Author SHA1 Message Date
Kefu Chai
372a4d1b79 treewide: do not define FMT_DEPRECATED_OSTREAM
since we do not rely on FMT_DEPRECATED_OSTREAM to define the
fmt::formatter for us anymore, let's stop defining `FMT_DEPRECATED_OSTREAM`.

in this change,

* utils: drop the range formatters in to_string.hh and to_string.c, as
  we don't use them anymore. and the tests for them in
  test/boost/string_format_test.cc are removed accordingly.
* utils: use fmt to print chunk_vector and small_vector. as
  we are not able to print the elements using operator<< anymore
  after switching to {fmt} formatters.
* test/boost: specialize fmt::details::is_std_string_like<bytes>
  due to a bug in {fmt} v9, {fmt} fails to format a range whose
  element type is `basic_sstring<uint8_t>`, as it considers it
  as a string-like type, but `basic_sstring<uint8_t>`'s char type
  is signed char, not char. this issue does not exist in {fmt} v10,
  so, in this change, we add a workaround to explicitly specialize
  the type trait to assure that {fmt} format this type using its
  `fmt::formatter` specialization instead of trying to format it
  as a string. also, {fmt}'s generic ranges formatter calls the
  pair formatter's `set_brackets()` and `set_separator()` methods
  when printing the range, but operator<< based formatter does not
  provide these method, we have to include this change in the change
  switching to {fmt}, otherwise the change specializing
  `fmt::details::is_std_string_like<bytes>` won't compile.
* test/boost: in tests, we use `BOOST_REQUIRE_EQUAL()` and its friends
  for comparing values. but without the operator<< based formatters,
  Boost.Test would not be able to print them. after removing
  the homebrew formatters, we need to use the generic
  `boost_test_print_type()` helper to do this job. so we are
  including `test_utils.hh` in tests so that we can print
  the formattable types.
* treewide: add "#include "utils/to_string.hh" where
  `fmt::formatter<optional<>>` is used.
* configure.py: do not define FMT_DEPRECATED_OSTREAM
* cmake: do not define FMT_DEPRECATED_OSTREAM

Refs #13245

Signed-off-by: Kefu Chai <kefu.chai@scylladb.com>
2024-04-19 22:57:36 +08:00
Patryk Jędrzejczak
df2034ebd7 server, raft_group0_client: remove the default nullptr values
The previous commit has fixed 5 bugs of the same type - incorrectly
passing the default nullptr to one of the changed functions. At
least some of these bugs wouldn't appear if there was no default
value. It's much harder to make this kind of a bug if you have to
write "nullptr". It's also much easier to detect it in review.

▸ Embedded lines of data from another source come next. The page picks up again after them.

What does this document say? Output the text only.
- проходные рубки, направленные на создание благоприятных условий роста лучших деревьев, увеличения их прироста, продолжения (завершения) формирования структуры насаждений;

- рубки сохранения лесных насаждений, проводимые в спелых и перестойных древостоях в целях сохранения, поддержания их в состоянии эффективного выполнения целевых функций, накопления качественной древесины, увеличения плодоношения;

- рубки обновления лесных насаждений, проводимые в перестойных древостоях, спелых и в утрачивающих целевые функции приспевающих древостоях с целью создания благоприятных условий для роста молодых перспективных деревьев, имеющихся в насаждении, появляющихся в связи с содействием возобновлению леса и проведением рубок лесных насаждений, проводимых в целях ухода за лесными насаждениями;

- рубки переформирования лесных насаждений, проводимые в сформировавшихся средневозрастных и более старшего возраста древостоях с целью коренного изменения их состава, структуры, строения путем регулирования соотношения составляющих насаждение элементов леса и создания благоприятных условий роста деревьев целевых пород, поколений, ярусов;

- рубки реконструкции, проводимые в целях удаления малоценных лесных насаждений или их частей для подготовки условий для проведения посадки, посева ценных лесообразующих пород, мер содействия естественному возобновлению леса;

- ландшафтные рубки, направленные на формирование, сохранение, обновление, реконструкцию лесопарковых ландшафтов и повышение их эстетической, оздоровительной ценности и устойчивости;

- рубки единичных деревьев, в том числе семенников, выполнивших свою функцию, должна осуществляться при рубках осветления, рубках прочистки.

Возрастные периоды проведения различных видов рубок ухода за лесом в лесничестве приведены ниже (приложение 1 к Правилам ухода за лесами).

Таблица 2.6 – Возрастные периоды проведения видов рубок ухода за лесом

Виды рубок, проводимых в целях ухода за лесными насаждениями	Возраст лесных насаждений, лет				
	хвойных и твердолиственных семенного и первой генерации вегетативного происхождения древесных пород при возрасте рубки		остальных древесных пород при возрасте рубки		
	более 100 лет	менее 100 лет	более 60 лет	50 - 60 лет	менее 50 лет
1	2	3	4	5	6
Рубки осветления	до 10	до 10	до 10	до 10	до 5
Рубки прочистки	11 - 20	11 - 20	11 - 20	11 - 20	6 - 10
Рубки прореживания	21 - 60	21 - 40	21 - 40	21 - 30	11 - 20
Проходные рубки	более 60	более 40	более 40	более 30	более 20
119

Moreover, these default values are rarely used outside tests.
Keeping them is just not worth the time spent on debugging.
2024-01-05 18:45:50 +01:00
Yaniv Kaul
c658bdb150 Typos: fix typos in comments
Fixes some typos as found by codespell run on the code.
In this commit, I was hoping to fix only comments, not user-visible alerts, output, etc.
Follow-up commits will take care of them.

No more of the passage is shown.